Introducing Adelaide audiences to ‘foods of the future’

Community Nutrition Engagement Officer Hannah Rohrlach has celebrated a number of successful personal endeavours this year, challenging Adelaide audiences to consider the future of food in Australia. Her creative engagement start-up Post Dining, co-founded with Stephanie Daughtry, re-imagines the way the people interact with food and each other. Taking the form of experimental dining with a strong conceptual underpinning, a key theme in 2017 has been exploring how we can adapt what we eat to possible future environments.

Across the year, Post Dining engaged audiences in adaptations of the Australian Academy of Science’s four archetype scenarios of 2050, considering how our diets might be affected by different environmental outcomes. This began as playful dining narrative in the Adelaide Fringe in March, being awarded a John Chattaway weekly award for innovation following a sold-out weekend of events. Exploring one of the four themes in more depth, Hannah designed a ‘Water Footprint Canapes’ experience which teaches the concept in a very tangible way; serving sizes of various meat and vegetarian canapes are measured out according to the water that is used in the food production, and guests subsequently barter for their food using water as a currency. This educational food experience was exercised at the Dietetics Association of Australian SA Branch ‘Nutrition and Sustainability’ professional development day in July.

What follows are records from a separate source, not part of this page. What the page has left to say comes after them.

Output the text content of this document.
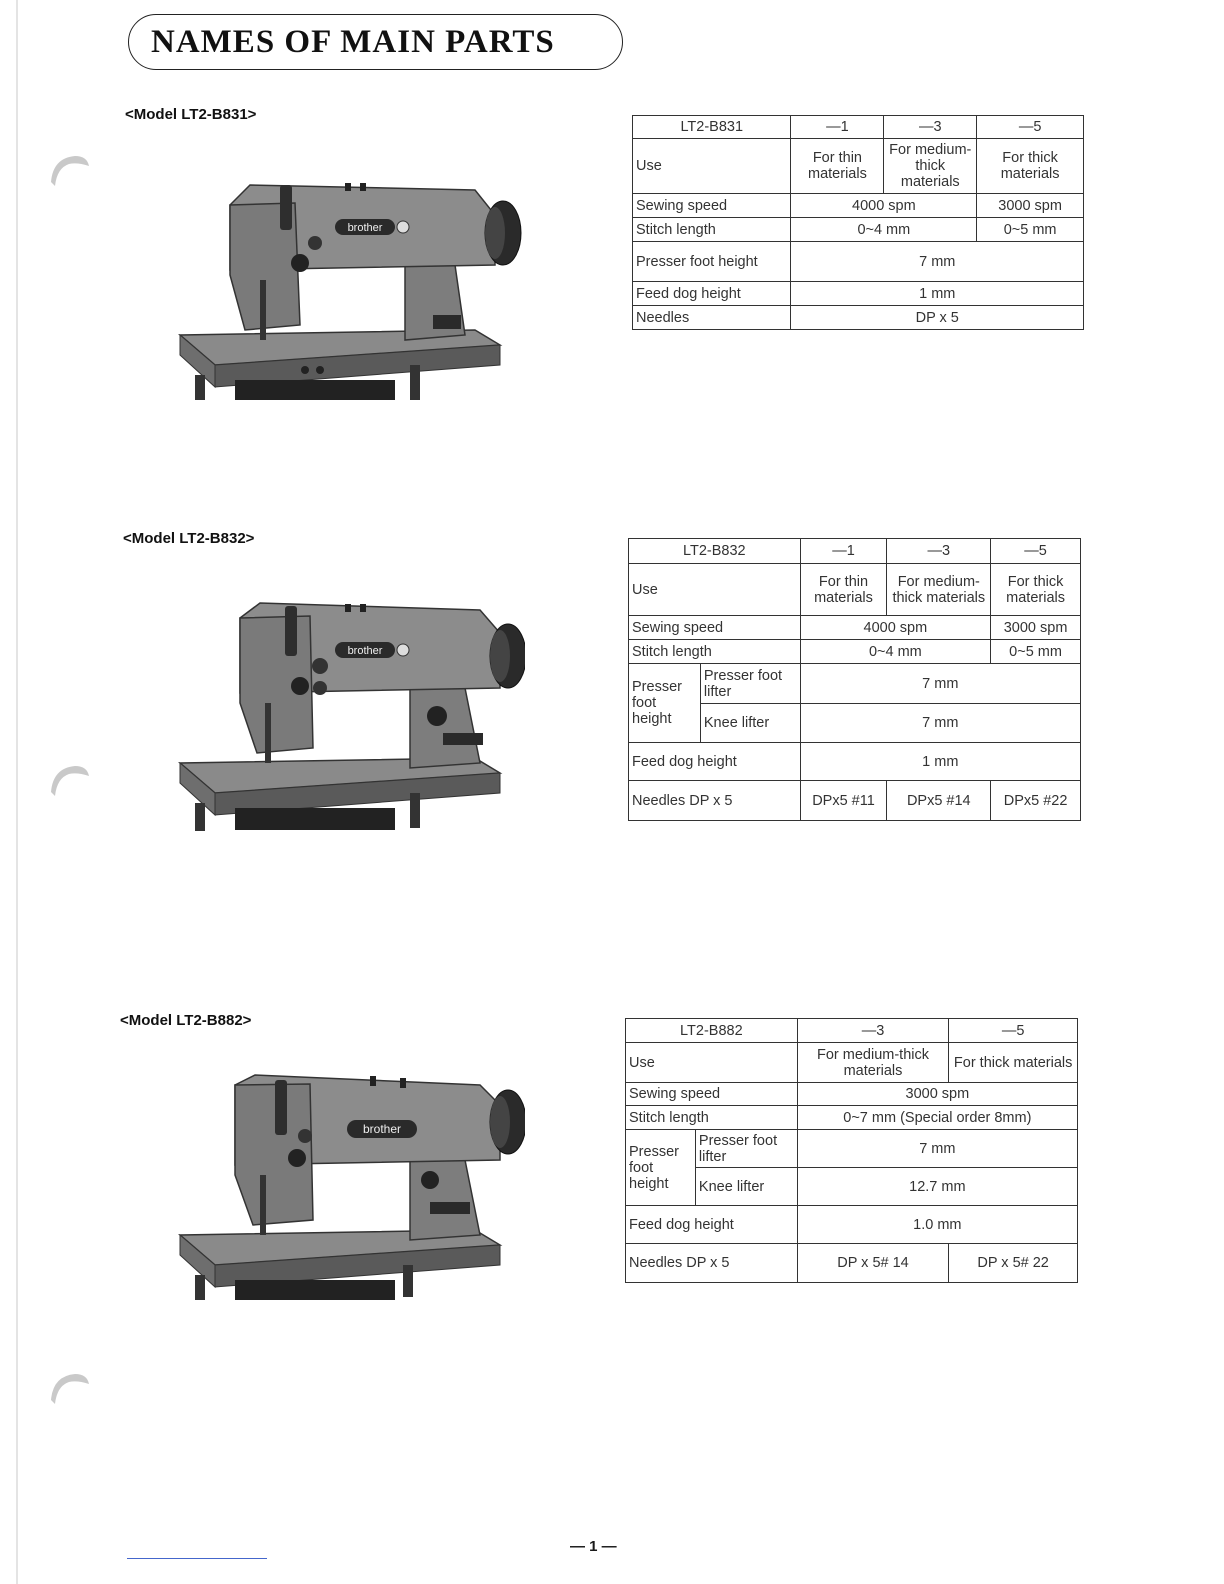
NAMES OF MAIN PARTS
<Model LT2-B831>
brother
LT2-B831	—1	—3	—5
Use	For thin materials	For medium-thick materials	For thick materials
Sewing speed	4000 spm		3000 spm
Stitch length	0~4 mm		0~5 mm
Presser foot height	7 mm		
Feed dog height	1 mm		
Needles	DP x 5		
<Model LT2-B832>
brother
LT2-B832		—1	—3	—5
Use		For thin materials	For medium-thick materials	For thick materials
Sewing speed		4000 spm		3000 spm
Stitch length		0~4 mm		0~5 mm
Presser foot height	Presser foot lifter	7 mm		
	Knee lifter	7 mm		
Feed dog height		1 mm		
Needles DP x 5		DPx5 #11	DPx5 #14	DPx5 #22
<Model LT2-B882>
brother
LT2-B882		—3	—5
Use		For medium-thick materials	For thick materials
Sewing speed		3000 spm	
Stitch length		0~7 mm (Special order 8mm)	
Presser foot height	Presser foot lifter	7 mm	
	Knee lifter	12.7 mm	
Feed dog height		1.0 mm	
Needles DP x 5		DP x 5# 14	DP x 5# 22
— 1 —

Post Dining was then asked to be part of the program launch of Open State in August, a festival of innovation, collaboration, ideas and enterprise in South Australia. Hannah and Steph presented the future food concept to over 550 guests at the Adelaide Oval, introducing the idea of nutritious and sustainable native foods, edible insects, flowers and weeds, following which everyone was offered some edible insects foods to taste. In September, Hannah and Steph continued introducing the public to these foods during a three-week residency in the Adelaide Central Market. This opportunity allowed hundreds of people from across the state and country to learn about and try edible crickets, mealworms, Australian native green ants and other sustainable and local native foods such as lemon myrtle, quandongs, wattleseed and kangaroo.